(WUTR/WFXV/WPNY) – Snowflakes can come in so many intricate shapes and patterns but still look the same to the naked eye. Upon closer look under a microscope, you can see the beautiful designs that mother nature creates.

So, how do they form? In short, snowflakes form when water vapor travels through the air and condenses on a particle. This begins to form a slowly growing ice crystal (a snowflake!). There are two basic ways that the vapor can condense, and each way plays a big role in the shape that the snowflake will eventually take.

Microscopic view of snowflakes by Wilson Bentley. From the Annual Summary of the Monthly Weather Review for 1902. Bentley was a farmer whose hobby was photographing snowflakes. Source: NOAA Photo Library archives Weather Wonders collection, www.photolib.noaa.gov. (NOAA)

Facets

The first way is to form what are called ‘facets.’ A facet is essentially a flat face on a 3D shape, like a prism. They form naturally when a crystal grows. In ice crystals, the shape they take mirrors the shape of the molecules forming the crystal.
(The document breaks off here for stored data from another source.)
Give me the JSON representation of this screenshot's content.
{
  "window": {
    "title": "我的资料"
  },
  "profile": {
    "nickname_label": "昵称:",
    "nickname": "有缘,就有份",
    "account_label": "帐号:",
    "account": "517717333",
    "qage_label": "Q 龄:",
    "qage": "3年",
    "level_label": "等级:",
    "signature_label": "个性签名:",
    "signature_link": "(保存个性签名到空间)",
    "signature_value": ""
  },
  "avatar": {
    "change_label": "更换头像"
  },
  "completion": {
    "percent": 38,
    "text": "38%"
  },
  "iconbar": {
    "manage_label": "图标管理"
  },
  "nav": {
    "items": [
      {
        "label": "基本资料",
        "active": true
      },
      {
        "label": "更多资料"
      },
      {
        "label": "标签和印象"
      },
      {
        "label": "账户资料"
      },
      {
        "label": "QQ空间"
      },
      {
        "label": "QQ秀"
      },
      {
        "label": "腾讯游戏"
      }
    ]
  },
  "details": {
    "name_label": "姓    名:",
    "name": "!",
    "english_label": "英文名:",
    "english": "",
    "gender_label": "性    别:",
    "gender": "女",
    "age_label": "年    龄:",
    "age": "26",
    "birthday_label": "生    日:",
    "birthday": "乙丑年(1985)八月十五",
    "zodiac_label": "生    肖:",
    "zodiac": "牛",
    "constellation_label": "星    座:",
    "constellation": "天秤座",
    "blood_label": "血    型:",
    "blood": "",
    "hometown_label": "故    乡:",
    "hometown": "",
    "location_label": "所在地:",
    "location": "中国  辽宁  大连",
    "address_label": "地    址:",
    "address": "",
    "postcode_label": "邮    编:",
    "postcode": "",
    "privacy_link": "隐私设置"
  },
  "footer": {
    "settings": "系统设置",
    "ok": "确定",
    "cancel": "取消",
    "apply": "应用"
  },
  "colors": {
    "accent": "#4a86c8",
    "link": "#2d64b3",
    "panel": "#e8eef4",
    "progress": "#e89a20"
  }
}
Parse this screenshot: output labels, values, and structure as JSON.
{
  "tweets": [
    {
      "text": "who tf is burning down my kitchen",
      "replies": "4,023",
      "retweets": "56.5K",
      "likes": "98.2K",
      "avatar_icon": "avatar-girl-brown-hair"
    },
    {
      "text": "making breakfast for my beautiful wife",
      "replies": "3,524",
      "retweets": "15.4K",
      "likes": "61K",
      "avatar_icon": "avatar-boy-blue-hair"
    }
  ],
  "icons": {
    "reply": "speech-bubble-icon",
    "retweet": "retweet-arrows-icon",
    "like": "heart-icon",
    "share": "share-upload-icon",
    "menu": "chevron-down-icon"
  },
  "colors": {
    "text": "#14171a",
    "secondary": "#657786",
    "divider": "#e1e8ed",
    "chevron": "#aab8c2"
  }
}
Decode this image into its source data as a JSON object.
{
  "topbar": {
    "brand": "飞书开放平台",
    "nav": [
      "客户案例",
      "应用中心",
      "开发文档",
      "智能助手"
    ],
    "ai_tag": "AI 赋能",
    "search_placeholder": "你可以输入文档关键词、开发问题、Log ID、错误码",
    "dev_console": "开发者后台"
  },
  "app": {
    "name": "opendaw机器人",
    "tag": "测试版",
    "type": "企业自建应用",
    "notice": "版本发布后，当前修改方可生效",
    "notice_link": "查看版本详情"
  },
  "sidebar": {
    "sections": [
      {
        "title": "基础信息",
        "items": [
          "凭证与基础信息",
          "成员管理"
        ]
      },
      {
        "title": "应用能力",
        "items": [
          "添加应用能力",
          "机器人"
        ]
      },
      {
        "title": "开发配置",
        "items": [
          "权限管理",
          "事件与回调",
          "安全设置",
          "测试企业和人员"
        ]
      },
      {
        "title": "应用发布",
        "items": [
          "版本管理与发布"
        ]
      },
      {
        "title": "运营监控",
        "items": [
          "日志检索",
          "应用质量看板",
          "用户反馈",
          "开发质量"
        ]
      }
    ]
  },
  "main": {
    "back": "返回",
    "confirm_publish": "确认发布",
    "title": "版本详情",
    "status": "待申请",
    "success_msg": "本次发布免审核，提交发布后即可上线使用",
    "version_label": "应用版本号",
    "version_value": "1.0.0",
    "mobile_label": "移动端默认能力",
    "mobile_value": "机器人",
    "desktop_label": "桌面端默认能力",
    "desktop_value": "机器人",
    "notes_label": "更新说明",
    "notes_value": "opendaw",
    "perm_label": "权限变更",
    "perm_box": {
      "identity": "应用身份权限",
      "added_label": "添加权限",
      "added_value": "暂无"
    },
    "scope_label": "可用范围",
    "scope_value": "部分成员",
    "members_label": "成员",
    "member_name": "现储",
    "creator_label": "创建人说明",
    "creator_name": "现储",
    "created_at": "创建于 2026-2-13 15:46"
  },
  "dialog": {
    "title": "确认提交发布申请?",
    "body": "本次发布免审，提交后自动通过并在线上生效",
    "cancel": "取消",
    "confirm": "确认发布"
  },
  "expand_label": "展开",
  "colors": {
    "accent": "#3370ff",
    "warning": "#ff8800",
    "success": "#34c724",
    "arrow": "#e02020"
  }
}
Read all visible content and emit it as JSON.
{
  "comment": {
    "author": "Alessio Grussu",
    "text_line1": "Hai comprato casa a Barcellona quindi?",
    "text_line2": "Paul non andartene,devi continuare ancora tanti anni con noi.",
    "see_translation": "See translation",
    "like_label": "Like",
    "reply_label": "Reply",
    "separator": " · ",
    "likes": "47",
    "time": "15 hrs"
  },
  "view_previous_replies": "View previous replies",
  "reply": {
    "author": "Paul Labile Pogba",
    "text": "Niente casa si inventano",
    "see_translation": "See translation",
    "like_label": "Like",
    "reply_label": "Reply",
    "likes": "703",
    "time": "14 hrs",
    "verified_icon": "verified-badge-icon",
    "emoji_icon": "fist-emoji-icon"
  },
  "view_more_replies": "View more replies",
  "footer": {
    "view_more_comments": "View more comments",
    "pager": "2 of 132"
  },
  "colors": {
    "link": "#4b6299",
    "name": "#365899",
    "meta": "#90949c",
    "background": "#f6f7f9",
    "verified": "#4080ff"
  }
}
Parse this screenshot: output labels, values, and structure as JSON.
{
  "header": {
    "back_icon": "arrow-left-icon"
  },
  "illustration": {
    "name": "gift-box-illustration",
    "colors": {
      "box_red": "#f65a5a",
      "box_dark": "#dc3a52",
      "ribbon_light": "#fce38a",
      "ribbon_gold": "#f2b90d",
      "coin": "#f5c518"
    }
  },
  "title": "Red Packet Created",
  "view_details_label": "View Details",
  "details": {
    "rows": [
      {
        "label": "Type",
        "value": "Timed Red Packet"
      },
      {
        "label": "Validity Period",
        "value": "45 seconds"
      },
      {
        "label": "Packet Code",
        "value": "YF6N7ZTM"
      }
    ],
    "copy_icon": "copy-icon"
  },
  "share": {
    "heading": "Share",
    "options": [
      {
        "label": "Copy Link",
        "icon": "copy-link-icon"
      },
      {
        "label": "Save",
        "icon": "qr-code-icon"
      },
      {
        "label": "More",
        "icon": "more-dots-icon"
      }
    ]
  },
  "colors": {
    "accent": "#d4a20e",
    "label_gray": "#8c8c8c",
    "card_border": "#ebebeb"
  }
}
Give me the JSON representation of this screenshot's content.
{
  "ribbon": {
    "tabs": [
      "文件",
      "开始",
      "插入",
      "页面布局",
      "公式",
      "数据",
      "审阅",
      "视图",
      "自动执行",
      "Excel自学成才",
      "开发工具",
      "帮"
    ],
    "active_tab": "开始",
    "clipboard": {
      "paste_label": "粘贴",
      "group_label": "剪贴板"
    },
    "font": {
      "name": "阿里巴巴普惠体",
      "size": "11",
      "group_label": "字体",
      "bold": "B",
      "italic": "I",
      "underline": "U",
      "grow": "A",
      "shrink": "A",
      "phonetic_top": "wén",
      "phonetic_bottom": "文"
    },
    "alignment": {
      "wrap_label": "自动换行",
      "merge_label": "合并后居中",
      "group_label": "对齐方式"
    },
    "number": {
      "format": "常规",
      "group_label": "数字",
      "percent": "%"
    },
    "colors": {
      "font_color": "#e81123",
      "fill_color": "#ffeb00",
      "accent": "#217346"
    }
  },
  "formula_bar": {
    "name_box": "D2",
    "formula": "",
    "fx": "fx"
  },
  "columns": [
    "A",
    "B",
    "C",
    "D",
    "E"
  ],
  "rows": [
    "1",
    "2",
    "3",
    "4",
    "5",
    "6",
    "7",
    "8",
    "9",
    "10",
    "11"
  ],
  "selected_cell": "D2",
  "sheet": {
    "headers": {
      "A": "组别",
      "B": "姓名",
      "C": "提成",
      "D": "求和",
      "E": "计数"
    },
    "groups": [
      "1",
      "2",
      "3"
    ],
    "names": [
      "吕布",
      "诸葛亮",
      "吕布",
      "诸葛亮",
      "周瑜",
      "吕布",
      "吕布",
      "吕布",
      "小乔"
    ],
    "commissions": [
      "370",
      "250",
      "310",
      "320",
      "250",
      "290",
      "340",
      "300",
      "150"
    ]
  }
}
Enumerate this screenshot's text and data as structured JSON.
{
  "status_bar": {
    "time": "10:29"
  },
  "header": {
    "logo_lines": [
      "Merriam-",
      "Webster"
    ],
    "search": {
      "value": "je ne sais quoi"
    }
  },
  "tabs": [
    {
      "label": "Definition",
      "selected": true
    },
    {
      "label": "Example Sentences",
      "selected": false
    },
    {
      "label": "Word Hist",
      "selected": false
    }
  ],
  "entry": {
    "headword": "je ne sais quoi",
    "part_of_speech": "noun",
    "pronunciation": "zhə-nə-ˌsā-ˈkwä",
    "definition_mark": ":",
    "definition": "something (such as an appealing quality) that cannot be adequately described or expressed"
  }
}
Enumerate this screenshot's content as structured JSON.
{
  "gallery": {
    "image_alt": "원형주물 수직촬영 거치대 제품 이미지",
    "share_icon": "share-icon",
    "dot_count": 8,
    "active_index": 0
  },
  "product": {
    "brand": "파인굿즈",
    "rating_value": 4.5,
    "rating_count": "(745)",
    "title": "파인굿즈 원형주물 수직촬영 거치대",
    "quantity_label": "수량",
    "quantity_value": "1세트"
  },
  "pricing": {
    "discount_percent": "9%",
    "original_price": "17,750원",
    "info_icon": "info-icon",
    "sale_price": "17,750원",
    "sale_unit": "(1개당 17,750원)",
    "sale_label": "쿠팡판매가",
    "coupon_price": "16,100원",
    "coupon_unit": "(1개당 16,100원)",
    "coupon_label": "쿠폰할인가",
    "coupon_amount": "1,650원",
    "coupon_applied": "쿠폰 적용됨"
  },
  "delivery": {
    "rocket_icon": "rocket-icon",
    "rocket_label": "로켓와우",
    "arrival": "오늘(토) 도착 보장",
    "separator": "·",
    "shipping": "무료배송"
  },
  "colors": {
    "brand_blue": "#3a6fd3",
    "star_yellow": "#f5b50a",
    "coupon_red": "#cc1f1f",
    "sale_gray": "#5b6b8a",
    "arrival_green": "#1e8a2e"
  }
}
The crystal structure of frozen ice is a six-sided shape. Therefore an icy facet is six-sided as well. That is where the symmetry in a snowflake comes from.

Branches

The second way to grow a snowflake is to form branches. Not surprisingly, this is what creates those beautiful tree-like structures. Branches form because water vapor will condense on the first thing it touches. I

f there is a small bump on a snowflake’s surface, the vapor will condense there instead of traveling any further. Now the bump is bigger and even more likely to ‘catch’ water vapor at that point. The process repeats itself and a branch is formed!

Why do no two snowflakes look alike?

The intricate shape of a single arm of the snowflake is determined by the atmospheric conditions experienced by the entire ice crystal as it falls. Since individual snowflakes all follow slightly different paths from the sky to the ground, they encounter slightly different atmospheric conditions along the way. Therefore, they all tend to look unique, resembling everything from prisms and needles to the familiar lacy pattern.